Food before Roads End

Fresno is the last reliable place. Once you are on 180 heading east, there are still a couple of restaurants and a pizza place in Squaw Valley but hours are unreliable. As of 2013:
Blossom Trail Cafe (922 N. Academy, Sanger CA)
School House Restaurant & Tavern (1018 S Frankwood Sanger, CA 93657)
Pizza (31074 E Kings Canyon Rd, Squaw Valley, CA 93675)

Once you enter Kings Canyon Park, there is only food (and only in the peak weekends of summer at very odd hours) at Grant Grove Village (an expensive restaurant that mostly serves sandwiches, and a pizza place that is open only when you don't need it) and at Cedar Village (a fast-food place inside the lodge with a very basic menu).

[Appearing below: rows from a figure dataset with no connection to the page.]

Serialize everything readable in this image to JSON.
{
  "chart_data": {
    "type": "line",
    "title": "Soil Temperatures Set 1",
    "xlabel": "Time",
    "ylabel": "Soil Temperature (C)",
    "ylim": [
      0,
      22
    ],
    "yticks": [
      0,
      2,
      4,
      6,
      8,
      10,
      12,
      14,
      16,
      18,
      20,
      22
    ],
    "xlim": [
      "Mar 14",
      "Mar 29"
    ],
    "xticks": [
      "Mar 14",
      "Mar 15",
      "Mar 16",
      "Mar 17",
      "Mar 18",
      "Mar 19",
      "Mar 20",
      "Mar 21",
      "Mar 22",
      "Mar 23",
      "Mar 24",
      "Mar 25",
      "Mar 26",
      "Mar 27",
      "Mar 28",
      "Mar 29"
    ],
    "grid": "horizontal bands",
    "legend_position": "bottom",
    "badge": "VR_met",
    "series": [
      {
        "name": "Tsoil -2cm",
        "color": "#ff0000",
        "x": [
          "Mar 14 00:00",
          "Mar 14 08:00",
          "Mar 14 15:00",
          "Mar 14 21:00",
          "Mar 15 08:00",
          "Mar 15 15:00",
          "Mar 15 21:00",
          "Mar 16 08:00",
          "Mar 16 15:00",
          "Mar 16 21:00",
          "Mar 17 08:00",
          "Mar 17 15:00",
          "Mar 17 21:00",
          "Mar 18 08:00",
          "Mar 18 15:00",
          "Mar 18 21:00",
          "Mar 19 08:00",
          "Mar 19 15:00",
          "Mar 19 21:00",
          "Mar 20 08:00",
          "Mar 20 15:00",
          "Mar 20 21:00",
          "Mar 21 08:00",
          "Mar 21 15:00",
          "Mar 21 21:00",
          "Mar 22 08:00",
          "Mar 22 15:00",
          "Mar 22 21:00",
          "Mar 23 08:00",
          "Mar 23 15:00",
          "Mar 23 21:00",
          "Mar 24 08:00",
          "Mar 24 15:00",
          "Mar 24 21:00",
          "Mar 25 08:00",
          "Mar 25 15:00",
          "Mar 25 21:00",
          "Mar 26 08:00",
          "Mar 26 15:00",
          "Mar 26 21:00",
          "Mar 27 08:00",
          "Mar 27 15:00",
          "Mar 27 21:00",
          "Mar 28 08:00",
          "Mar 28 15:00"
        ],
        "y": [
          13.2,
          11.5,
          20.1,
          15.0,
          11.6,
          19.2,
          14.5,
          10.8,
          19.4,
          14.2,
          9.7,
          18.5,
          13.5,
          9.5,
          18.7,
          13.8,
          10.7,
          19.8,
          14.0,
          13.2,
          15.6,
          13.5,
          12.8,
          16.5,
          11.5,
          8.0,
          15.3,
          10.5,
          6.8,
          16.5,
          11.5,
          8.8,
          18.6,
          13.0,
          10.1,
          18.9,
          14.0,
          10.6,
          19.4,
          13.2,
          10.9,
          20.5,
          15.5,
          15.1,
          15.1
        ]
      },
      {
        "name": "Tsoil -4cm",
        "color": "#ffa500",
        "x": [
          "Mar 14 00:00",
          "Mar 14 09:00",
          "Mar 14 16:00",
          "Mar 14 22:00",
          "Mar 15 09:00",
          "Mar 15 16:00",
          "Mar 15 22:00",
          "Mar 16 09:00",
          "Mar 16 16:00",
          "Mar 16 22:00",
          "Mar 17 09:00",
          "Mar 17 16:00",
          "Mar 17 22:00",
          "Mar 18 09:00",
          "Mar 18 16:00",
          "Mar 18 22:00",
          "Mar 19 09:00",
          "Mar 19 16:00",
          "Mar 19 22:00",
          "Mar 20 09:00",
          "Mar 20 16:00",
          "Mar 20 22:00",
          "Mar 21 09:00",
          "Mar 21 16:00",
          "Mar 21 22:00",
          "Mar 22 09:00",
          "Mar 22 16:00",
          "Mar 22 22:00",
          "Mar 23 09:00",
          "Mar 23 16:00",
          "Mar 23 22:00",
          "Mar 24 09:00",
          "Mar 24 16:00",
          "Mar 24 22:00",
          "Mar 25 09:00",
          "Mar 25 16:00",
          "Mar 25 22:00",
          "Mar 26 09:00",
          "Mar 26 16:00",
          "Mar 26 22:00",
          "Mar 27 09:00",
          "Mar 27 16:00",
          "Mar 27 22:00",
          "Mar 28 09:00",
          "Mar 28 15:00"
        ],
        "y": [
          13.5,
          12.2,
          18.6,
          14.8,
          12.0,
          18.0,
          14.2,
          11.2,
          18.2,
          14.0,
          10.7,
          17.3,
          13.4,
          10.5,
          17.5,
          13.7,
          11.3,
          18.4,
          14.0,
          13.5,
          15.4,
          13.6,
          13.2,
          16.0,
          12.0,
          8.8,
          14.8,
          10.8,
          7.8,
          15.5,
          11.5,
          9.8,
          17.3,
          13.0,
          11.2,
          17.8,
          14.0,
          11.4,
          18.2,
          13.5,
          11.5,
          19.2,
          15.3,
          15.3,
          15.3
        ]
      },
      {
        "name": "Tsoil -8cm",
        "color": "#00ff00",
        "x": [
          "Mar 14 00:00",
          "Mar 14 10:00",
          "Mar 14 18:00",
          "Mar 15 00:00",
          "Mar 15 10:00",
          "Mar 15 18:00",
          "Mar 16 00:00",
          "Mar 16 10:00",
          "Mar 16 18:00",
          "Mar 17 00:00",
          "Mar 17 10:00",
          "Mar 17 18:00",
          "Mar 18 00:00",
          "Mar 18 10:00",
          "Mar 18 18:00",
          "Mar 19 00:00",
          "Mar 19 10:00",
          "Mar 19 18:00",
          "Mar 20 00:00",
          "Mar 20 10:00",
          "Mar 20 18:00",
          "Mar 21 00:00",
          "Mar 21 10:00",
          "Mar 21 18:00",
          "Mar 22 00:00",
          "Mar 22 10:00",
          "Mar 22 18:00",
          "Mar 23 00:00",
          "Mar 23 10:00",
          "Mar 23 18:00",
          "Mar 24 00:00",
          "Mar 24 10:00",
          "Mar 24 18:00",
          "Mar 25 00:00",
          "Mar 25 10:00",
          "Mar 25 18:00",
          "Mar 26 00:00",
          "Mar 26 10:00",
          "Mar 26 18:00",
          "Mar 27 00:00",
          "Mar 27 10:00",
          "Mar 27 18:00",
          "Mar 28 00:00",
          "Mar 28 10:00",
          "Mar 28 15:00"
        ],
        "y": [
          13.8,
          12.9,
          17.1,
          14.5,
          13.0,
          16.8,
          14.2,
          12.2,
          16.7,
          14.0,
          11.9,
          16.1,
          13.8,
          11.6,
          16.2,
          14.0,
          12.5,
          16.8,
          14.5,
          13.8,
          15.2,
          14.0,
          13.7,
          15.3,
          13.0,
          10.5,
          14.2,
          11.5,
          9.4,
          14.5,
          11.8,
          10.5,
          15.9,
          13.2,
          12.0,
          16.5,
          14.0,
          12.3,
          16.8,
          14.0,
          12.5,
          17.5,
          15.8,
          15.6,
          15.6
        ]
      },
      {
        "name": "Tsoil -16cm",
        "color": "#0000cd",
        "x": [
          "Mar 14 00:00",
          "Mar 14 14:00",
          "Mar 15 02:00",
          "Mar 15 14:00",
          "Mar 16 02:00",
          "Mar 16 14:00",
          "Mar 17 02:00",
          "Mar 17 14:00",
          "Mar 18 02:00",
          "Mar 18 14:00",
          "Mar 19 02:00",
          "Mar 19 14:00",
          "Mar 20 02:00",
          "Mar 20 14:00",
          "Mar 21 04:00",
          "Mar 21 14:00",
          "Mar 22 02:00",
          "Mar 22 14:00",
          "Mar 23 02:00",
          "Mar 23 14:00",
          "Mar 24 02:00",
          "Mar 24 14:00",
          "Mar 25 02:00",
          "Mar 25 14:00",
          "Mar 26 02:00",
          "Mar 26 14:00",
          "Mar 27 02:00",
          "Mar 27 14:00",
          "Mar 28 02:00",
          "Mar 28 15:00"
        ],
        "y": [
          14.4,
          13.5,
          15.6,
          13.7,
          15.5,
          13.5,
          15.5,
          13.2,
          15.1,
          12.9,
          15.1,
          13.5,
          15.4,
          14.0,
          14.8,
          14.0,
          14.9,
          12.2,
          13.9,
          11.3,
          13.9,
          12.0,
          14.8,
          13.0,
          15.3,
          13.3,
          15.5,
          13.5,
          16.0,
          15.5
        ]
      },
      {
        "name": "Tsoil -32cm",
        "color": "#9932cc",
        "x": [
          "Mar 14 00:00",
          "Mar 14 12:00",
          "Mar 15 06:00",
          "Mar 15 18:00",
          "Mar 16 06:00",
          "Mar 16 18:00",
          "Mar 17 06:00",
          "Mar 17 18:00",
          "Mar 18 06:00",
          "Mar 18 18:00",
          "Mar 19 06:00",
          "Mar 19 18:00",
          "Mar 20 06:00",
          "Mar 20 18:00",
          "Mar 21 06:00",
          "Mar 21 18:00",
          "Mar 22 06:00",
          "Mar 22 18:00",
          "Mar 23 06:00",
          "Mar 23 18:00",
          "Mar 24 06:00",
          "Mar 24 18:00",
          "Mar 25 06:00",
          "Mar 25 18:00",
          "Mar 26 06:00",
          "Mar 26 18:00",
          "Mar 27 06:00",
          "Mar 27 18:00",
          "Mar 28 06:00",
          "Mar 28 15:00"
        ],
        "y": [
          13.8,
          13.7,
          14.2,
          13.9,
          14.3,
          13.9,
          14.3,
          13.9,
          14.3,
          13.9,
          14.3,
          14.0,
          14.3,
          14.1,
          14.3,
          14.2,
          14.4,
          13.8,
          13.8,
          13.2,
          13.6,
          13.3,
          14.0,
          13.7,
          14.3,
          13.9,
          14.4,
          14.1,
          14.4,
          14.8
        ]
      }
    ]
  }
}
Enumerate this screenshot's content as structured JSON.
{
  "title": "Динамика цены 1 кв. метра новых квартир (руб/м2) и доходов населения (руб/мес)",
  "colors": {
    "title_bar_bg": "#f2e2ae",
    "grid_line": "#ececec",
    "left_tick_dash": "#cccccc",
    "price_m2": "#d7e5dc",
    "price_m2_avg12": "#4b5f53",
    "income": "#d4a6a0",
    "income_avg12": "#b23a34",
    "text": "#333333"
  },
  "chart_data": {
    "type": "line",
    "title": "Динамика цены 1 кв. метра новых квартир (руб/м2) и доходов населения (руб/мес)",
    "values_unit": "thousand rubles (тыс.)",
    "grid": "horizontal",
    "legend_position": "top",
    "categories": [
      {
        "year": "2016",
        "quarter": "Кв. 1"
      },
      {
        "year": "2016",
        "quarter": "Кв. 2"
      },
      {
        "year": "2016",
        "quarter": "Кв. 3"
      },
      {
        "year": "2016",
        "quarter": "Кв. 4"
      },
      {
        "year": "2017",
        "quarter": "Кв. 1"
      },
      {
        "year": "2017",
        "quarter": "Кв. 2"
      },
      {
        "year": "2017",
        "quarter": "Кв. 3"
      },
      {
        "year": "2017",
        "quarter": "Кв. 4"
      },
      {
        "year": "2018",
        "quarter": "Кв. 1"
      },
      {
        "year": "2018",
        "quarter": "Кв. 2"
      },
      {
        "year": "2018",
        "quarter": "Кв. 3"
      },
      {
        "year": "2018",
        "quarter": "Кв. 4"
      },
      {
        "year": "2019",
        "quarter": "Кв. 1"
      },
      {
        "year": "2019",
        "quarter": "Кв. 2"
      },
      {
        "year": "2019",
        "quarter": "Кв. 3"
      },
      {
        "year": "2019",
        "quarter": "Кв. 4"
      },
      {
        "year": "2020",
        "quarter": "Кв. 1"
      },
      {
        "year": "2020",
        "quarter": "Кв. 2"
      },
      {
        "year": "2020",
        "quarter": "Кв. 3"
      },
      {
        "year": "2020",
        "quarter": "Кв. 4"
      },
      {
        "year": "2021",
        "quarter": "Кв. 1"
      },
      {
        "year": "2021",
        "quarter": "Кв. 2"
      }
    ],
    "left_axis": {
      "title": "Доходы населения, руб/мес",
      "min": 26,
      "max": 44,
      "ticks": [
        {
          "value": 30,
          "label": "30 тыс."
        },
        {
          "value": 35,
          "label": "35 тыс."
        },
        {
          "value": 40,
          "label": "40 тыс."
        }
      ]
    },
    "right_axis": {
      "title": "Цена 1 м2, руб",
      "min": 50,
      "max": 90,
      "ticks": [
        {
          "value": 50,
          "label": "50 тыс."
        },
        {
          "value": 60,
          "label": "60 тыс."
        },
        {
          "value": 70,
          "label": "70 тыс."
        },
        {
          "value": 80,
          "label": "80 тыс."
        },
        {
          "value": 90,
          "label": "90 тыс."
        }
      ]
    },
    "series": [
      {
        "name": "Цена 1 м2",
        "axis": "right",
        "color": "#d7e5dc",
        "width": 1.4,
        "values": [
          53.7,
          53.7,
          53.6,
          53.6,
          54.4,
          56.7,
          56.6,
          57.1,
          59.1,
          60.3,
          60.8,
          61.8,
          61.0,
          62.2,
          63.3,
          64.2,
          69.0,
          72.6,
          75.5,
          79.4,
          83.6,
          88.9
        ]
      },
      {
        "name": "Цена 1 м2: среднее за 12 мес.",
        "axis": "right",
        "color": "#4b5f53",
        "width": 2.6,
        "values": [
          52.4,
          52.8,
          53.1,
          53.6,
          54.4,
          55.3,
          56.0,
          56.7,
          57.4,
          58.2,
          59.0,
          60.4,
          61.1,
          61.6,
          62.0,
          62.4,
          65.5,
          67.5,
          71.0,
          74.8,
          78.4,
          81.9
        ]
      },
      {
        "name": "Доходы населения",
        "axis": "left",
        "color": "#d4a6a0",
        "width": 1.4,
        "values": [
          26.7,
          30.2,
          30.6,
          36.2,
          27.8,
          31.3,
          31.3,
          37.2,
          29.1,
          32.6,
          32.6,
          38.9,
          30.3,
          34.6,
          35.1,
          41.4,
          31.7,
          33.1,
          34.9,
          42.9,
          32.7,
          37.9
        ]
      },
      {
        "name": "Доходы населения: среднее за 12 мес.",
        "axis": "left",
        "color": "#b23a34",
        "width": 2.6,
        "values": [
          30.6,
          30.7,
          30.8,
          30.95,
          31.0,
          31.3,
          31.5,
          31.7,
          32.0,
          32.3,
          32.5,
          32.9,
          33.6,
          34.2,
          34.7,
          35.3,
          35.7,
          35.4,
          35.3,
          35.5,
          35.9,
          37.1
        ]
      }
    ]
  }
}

The quality is beyond standard, the prices are way above standards.

Information (2010)

  • Kings Canyon's visitor information: 559-565-3341.
  • Kings Canyon's website
  • The Cedar Grove ranger station closes at 4pm and it's open only in summer.
  • Grant Grove visitor center (180 entrance): open 8am-6pm in summer, 5km east on 180 from the Big Stump Entrance Station.
  • Don't count on food once inside the park. There are only two or three restaurants and they are likely to be closed when you need them.
  • Campgrounds (NPS)
  • Campgrounds in the Sierra
  • In a sign of the continuing decline of the USA, there is no public transportation (not even an old-fashioned bus, let alone a Japanese/European-style bullet train) to this popular destination. If you are a tourist, you need to rent a car or book a super-expensive tour. It is also a sign of how much the USA cares for pollution, greenhouse gases and oil consumption that it forces everybody to drive their own cars to a popular natural attraction.


Beware of
  • Swarms of tiny flies following you pretty much anywhere from Roads End to the John Muir Trail and mosquitoes wherever you decide to stop for your picnic
  • Snakes between Charlotte Camp and Vidette Meadow (not sure what kind)
  • The Bubbs Creek crossing (no bridge, water can be up to your chest)
  • As usual, the number one enemy is the bureaucracy: if you plan to obtain a permit (required for multi-day hikes), good luck. Quote from their website (2012): "ALL permits must be obtained during opening hours at the permit stations. NO night drops are permitted. NO Exceptions." Needless to say, opening hours are ridiculous: it would be easier to list the closing hours. If ready to defy the unfriendly (and probably unconstitutional) rules, keep in mind that rangers (unlike you the taxpaying hiker) have unlimited time and unlimited money (your tax money): chances that they find you when hiking overnight illegally are higher than you think, no matter where in the wilderness you're hiding.